Rompere la passività e la rassegnazione significa ricominciare ad essere protagonisti coscienti.
Acquisire coscienza della propria condizione di sfruttati significa acquisire una nuova forza che si riflette sia in fabbrica e nei luoghi di lavoro che nella società. Nei luoghi di lavoro questo si riflette immediatamente nei rapporti con la gerarchia del capitale, non tollerando più imposizioni e angherie, imponendo che senza condizioni adeguate di sicurezza non si lavori. Nella società imponendo al governo - con la mobilitazione degli operai, dei lavoratori e dei cittadini - misure adatte alla salvaguardia delle salute pubblica.
Questo sistema sociale basato sulla ricerca del massimo profitto non solo produce malattie, ma ne crea sempre di nuove. Le istituzioni, la ricerca e le case farmaceutiche, se non traggono sufficiente profitto dalle malattie che affliggono una parte della popolazione, come certe patologie tumorali che colpiscono un gran numero di lavoratori ma sono limitate rispetto alla popolazione, non fanno né studi epidemiologici né ricerca.

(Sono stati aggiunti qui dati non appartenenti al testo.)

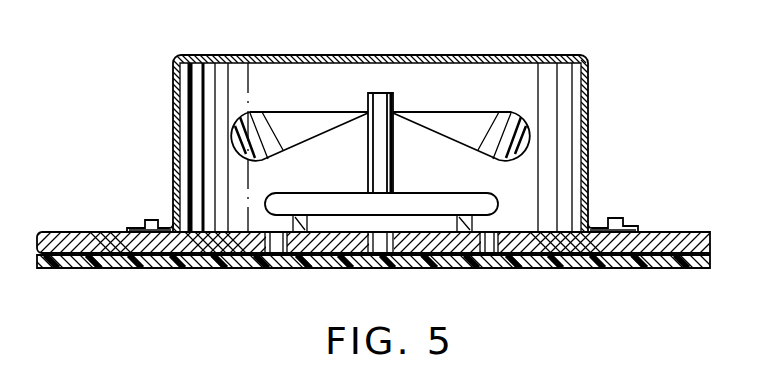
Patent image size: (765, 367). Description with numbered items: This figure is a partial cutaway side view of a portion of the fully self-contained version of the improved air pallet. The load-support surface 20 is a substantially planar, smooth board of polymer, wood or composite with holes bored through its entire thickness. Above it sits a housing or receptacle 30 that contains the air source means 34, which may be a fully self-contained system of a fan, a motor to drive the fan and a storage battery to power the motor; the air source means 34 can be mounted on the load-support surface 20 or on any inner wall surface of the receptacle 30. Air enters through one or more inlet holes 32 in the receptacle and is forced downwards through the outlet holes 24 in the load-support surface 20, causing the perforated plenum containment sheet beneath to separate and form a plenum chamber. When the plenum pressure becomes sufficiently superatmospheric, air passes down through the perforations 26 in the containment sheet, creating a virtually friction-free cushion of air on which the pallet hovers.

The load-support surface 20 is at (95, 242).
The outlet holes 24 is at (284, 262).
The perforations 26 is at (177, 262).
The housing or receptacle 30 is at (176, 158).
The inlet holes 32 is at (177, 95).
The air source means 34 is at (278, 127).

Una medicina preventiva necessiterebbe di un rapporto stabile, dialettico in cui entrambi soggetti fossero protagonisti nella ricerca delle soluzioni, ma questo sarebbe possibile solo in una
società che mettesse l’uomo, e il lavoratore che produce ricchezza, prima di qualsiasi interesse economico.
Oggi invece ci troviamo a lottare contro interessi economici giganteschi che traggono profitto dall’attuale situazione.
Ecco perché amianto, sostanze nocive, questione ambientale, tutela del lavoro e diritto alla salute non possono prescindere dalla mobilitazione in prima persone dei diretti interessati,
organizzati nelle loro associazioni e comitati e sempre più coordinati fra loro sia a livello nazionale che internazionale.